Gaming Masculinity: Trolls, Fake Geeks, and the Gendered Battle for Online Culture
- Author: Megan Condis
- Published: May 1, 2018
- Publisher: University of Iowa Press
- Publication place: United States
- Pages: 160
- ISBN: 9781609385651
- OCLC: 1007044262

= Gaming Masculinity =

2018 non-fiction book by Megan Condis

Gaming Masculinity: Trolls, Fake Geeks, and the Gendered Battle for Online Culture is a non-fiction book by Megan Condis. Published in 2018 by the University of Iowa Press, the book discusses misogyny, Gamergate, and the impact of the alt-right in online gaming communities.

== Background ==
At the time of the book's publication, Megan Condis was an assistant professor of English at Stephen F. Austin State University. She based Gaming Masculinity off of her dissertation.

== Reception ==
Reception to the book was widely positive, with reviewers pointing to the book's broad overview and Condis's writing style as positives. A Critical Studies in Media Communication review described it as a good introductory text, while saying that more specialized books such as Ready Player Two (2017) by Shira Chess, Toxic Geek Masculinity in Media (2017) by Anastasia Salter, and This is Why We Can’t Have Nice Things: Mapping the Relationship between Online Trolling and Mainstream Culture (2015) by Whitney Phillips went more into detail. As an example of Condis's writing, the reviewer pointed to her use of "Game Breaks" (case studies), and stated that although they felt some were disjointed, they had allowed the author to go more into detail on certain topics than would have otherwise been permissible.

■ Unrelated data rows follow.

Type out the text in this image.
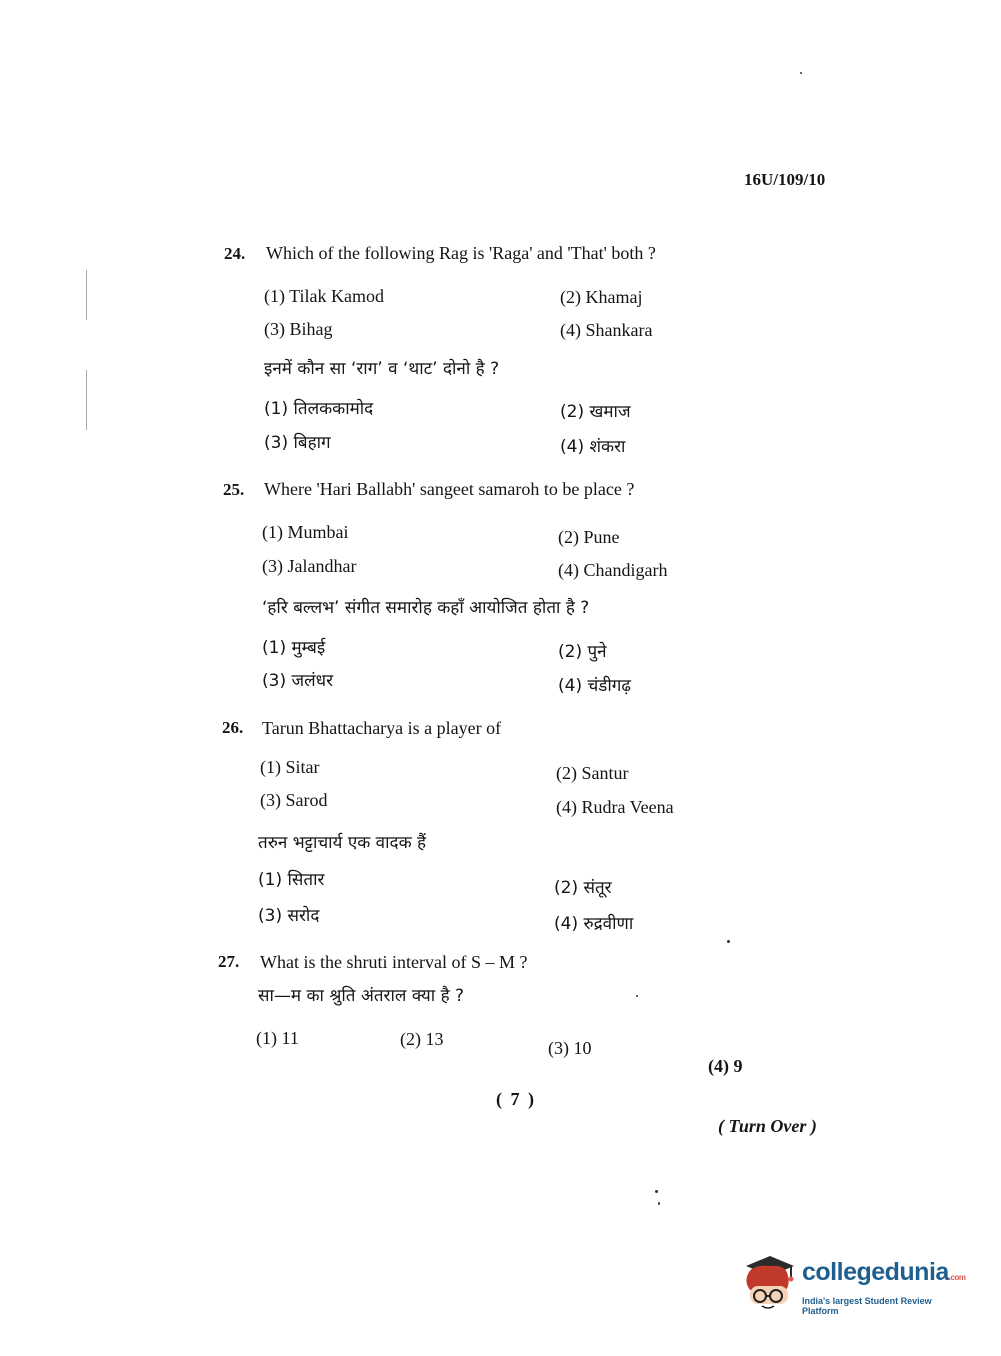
16U/109/10
24. Which of the following Rag is 'Raga' and 'That' both ?
(1) Tilak Kamod	(2) Khamaj
(3) Bihag	(4) Shankara
इनमें कौन सा ‘राग’ व ‘थाट’ दोनो है ?
(1) तिलककामोद	(2) खमाज
(3) बिहाग	(4) शंकरा
25. Where 'Hari Ballabh' sangeet samaroh to be place ?
(1) Mumbai	(2) Pune
(3) Jalandhar	(4) Chandigarh
‘हरि बल्लभ’ संगीत समारोह कहाँ आयोजित होता है ?
(1) मुम्बई	(2) पुने
(3) जलंधर	(4) चंडीगढ़
26. Tarun Bhattacharya is a player of
(1) Sitar	(2) Santur
(3) Sarod	(4) Rudra Veena
तरुन भट्टाचार्य एक वादक हैं
(1) सितार	(2) संतूर
(3) सरोद	(4) रुद्रवीणा
27. What is the shruti interval of S – M ?
सा—म का श्रुति अंतराल क्या है ?
(1) 11	(2) 13	(3) 10
(4) 9
( 7 )
( Turn Over )
collegedunia.com
India's largest Student Review Platform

Several reviewers specifically noted that they felt Condis had done a good job in her book at avoiding generalizations, with The Times Literary Supplement, specifically saying that Condis was "careful to ensure that not all gamers are lumped together". CHOICE: Current Reviews for Academic Libraries disagreed, claiming that in attempting to tackle a subject so large, Condis had "perpetuate[d] the very binaries that she criticizes". Broadcaster Aleks Krotoski, whose work deals with online communities, felt that the book and the stories in it mirrored her own experiences covering the gaming industry. She also said that Gaming Masclulinity forsook covering "familiar territory of hyper-sexualized characters and plots" in favour of describing the "pervasive prejudices that create a hostile environment for anyone other than white, straight and relatively privileged men".